Bruxelles, vendredi 12 décembre 2025
Ce vendredi, en séance plénière du Parlement bruxellois, le MR s’est opposé au projet de budget de crédits provisoires présenté par le gouvernement en affaires courantes pour les trois premiers mois de 2026. Au bord de la cessation de paiement, la situation financière de Bruxelles est grave. Au-delà du respect des 3/12e, le gouvernement sans majorité s’octroie une capacité de réaliser tous les mouvements budgétaires qu’il souhaite dans ce cadre. Explications.
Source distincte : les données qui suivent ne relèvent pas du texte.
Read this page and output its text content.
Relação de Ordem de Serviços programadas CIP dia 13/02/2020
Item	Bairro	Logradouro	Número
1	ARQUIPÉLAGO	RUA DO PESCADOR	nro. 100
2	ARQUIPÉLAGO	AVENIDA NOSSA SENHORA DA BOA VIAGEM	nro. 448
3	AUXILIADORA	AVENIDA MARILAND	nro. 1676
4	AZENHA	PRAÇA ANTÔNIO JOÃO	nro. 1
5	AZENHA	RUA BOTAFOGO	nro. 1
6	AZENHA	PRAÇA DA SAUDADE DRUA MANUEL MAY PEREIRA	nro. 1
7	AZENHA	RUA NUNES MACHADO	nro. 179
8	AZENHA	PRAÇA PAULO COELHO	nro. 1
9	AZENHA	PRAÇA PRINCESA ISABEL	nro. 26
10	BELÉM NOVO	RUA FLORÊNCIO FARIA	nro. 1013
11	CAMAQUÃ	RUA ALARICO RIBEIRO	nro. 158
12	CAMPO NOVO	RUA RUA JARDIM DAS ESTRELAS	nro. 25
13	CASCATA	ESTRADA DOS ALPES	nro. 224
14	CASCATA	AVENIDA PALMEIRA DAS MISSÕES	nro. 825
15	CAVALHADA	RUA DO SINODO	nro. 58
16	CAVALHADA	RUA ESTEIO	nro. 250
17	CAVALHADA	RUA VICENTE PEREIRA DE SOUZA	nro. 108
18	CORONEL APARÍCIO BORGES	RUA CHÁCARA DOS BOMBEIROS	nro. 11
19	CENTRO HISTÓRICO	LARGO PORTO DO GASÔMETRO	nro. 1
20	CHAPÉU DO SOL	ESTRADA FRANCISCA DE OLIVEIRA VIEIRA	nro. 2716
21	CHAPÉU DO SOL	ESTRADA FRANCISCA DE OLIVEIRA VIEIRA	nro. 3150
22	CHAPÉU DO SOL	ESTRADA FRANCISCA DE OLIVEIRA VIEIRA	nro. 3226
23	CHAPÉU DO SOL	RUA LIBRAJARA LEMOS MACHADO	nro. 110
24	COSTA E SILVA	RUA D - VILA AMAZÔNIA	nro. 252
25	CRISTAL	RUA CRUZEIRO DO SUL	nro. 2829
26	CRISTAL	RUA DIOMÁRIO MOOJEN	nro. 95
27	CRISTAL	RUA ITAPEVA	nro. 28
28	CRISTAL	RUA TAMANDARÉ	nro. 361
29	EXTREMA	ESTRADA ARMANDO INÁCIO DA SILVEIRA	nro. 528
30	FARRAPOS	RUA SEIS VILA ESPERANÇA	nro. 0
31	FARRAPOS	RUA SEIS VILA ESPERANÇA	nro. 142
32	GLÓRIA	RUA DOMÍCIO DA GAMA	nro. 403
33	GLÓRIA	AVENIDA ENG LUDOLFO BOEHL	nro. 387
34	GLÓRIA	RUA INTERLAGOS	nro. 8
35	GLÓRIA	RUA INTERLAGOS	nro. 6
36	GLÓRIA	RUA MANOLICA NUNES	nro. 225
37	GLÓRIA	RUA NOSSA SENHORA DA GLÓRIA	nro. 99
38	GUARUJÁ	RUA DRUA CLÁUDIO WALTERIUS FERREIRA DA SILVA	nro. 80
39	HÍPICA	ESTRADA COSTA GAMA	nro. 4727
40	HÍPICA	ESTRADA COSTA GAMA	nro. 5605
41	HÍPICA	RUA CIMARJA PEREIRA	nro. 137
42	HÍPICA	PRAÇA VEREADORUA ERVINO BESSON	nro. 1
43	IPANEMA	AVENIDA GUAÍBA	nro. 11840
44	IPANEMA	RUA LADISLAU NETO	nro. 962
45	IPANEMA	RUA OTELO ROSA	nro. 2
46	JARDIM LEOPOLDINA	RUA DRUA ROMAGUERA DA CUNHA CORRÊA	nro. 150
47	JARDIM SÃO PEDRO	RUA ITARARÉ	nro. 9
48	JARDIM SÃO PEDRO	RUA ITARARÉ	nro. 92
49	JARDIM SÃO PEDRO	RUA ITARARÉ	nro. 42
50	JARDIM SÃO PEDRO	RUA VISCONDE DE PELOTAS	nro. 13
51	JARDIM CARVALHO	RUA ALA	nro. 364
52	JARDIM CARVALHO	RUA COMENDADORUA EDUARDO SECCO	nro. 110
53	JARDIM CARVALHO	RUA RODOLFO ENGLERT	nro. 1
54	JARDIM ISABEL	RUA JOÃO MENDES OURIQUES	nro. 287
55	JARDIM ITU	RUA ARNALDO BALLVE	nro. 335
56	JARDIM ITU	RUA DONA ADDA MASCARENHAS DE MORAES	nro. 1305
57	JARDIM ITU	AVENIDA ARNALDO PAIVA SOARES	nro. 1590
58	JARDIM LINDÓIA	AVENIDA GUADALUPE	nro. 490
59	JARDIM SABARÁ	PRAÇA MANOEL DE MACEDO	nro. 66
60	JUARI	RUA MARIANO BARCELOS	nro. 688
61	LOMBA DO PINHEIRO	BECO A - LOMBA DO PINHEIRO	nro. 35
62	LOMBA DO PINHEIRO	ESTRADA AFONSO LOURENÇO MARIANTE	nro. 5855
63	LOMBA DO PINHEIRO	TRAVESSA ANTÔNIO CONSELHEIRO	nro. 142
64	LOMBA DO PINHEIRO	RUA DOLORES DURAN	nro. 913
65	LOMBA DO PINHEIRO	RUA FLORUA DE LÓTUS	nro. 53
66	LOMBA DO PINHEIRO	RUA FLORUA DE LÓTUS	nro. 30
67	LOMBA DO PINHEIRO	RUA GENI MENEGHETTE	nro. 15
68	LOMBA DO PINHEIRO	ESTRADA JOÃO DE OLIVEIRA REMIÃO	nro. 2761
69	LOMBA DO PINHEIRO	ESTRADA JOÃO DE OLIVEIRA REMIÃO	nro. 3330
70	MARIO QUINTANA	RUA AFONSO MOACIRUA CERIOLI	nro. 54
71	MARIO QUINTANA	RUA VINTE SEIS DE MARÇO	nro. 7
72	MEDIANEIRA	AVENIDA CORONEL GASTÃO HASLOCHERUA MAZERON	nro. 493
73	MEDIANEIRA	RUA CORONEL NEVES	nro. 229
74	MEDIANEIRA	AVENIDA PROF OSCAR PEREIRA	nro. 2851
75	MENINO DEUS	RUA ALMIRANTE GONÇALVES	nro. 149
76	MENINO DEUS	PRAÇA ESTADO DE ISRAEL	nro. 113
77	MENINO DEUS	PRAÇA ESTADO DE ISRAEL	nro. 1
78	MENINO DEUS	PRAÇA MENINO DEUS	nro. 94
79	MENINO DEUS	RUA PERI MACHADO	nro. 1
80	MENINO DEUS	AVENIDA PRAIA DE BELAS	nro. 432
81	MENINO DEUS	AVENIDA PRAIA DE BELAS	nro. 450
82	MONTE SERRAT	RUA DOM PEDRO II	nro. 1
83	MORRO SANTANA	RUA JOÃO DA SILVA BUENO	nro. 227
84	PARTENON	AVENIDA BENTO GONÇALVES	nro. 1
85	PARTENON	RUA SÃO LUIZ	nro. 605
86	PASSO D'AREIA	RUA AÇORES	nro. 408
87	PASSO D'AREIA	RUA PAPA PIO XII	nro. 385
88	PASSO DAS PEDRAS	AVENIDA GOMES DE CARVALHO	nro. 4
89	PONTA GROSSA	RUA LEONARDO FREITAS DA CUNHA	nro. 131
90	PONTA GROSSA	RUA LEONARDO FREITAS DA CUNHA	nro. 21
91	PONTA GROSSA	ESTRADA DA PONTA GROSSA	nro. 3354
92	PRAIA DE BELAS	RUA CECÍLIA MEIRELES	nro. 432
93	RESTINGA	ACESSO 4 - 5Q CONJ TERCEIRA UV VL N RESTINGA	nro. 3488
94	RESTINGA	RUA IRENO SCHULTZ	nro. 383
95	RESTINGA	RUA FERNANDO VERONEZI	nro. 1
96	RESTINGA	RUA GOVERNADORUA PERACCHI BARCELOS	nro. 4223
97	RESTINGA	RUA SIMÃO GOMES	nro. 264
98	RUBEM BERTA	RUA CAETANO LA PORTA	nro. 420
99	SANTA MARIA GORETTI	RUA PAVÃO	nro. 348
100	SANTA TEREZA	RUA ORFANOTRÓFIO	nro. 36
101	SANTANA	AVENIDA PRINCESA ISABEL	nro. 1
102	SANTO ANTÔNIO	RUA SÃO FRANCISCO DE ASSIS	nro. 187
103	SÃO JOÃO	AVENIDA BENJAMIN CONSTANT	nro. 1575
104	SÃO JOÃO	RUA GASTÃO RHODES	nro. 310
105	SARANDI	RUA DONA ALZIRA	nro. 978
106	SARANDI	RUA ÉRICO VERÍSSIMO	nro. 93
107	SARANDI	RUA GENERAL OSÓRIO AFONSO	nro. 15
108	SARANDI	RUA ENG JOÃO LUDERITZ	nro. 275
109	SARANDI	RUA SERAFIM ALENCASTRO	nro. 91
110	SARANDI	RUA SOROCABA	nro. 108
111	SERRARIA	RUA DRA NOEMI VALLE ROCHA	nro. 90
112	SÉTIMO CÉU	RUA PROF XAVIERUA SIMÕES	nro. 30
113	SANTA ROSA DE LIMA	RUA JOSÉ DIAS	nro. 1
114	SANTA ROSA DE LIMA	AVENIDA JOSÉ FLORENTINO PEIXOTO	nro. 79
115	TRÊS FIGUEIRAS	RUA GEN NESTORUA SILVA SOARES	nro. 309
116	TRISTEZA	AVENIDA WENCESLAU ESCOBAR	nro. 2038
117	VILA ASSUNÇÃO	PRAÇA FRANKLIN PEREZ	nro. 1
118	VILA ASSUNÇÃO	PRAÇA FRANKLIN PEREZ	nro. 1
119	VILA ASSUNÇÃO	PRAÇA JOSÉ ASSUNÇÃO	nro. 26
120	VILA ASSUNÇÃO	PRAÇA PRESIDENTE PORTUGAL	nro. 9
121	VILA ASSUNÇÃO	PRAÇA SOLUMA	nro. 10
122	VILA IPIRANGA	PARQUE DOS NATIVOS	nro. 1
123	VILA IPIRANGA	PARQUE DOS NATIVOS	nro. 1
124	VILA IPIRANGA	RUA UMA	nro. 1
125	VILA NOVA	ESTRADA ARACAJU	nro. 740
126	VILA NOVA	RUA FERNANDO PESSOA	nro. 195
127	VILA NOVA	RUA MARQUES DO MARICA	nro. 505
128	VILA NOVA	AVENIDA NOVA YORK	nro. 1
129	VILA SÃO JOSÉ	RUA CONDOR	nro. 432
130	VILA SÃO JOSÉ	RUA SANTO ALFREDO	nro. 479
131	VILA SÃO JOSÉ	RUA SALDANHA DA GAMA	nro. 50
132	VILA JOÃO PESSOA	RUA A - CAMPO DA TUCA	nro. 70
Malgré les efforts du ministre des Finances pour appliquer strictement les trois douzièmes pour le 1er trimestre 2026, les libéraux ont dénoncé l’abaissement du contrôle pour l’octroi de subsides, des garanties régionales jusqu’à 150 millions notamment pour des emprunts de la société du logement, mais aussi et surtout une possibilité d’utilisation excessive de mouvements budgétaires au sein de l’enveloppe, révélant, comme l’a souligné la Cour des comptes, un tableau budgétaire qui devient “indicatif” mis à la disposition d’un gouvernement en affaires courantes.
«Ce budget permet au gouvernement en affaires courantes de redéployer les crédits quasi librement entre missions et programmes sans que le Parlement en soit informé au préalable ou n’ait son mot à dire. C’est de la reventilation illimitée sous couvert d’orthodoxie budgétaire», fustige Clémentine Barzin, cheffe de groupe MR au Parlement bruxellois.
Afin de garantir un véritable contrôle démocratique, le MR bruxellois a déposé un amendement à l’article 18, exigeant que toute reventilation de crédits, qu’elle concerne les services du Gouvernement ou les organismes administratifs, soit strictement encadrée :
– Un avis préalable et conforme de l’Inspection des Finances,
– Un rapport motivé et détaillé du Gouvernement,
– La transmission obligatoire au Parlement avant toute mise en œuvre.
Ce débat se déroule alors que la solution avancée par le MR de mettre sur pied un gouvernement resserré mais stable et robuste, pour réaliser un budget d’urgence, aurait pu être concrétisée dès cette semaine, ce qui aurait été un signal fort en matière de réformes et de redressement. Alors que Bruxelles traverse la plus grave crise financière de son histoire et que ses banques historiques menacent de se replier, la tentative d’une alliance de gauche, sans majorité ni du côté francophone ni du côté néerlandophone et qui rouvre un train de négociations, n’apporte au contraire pas la réponse politique attendue.
Le MR rappelle avoir déjà déposé huit amendements en commission des finances, tous rejetés, réaffirmant le rôle prédominant que doit jouer le parlement dans un contexte d’affaires courantes.
« Je vois déjà certains, comme ça a pu être le cas précédemment, tenter de nous faire culpabiliser sur notre vote, tenter de nous faire porter le chapeau de leur échec. Si la Région est là où elle est, c’est parce qu’ils l’y ont conduite délibérément et que qu’ils continuent avec des choix irresponsables », conclut la députée libérale.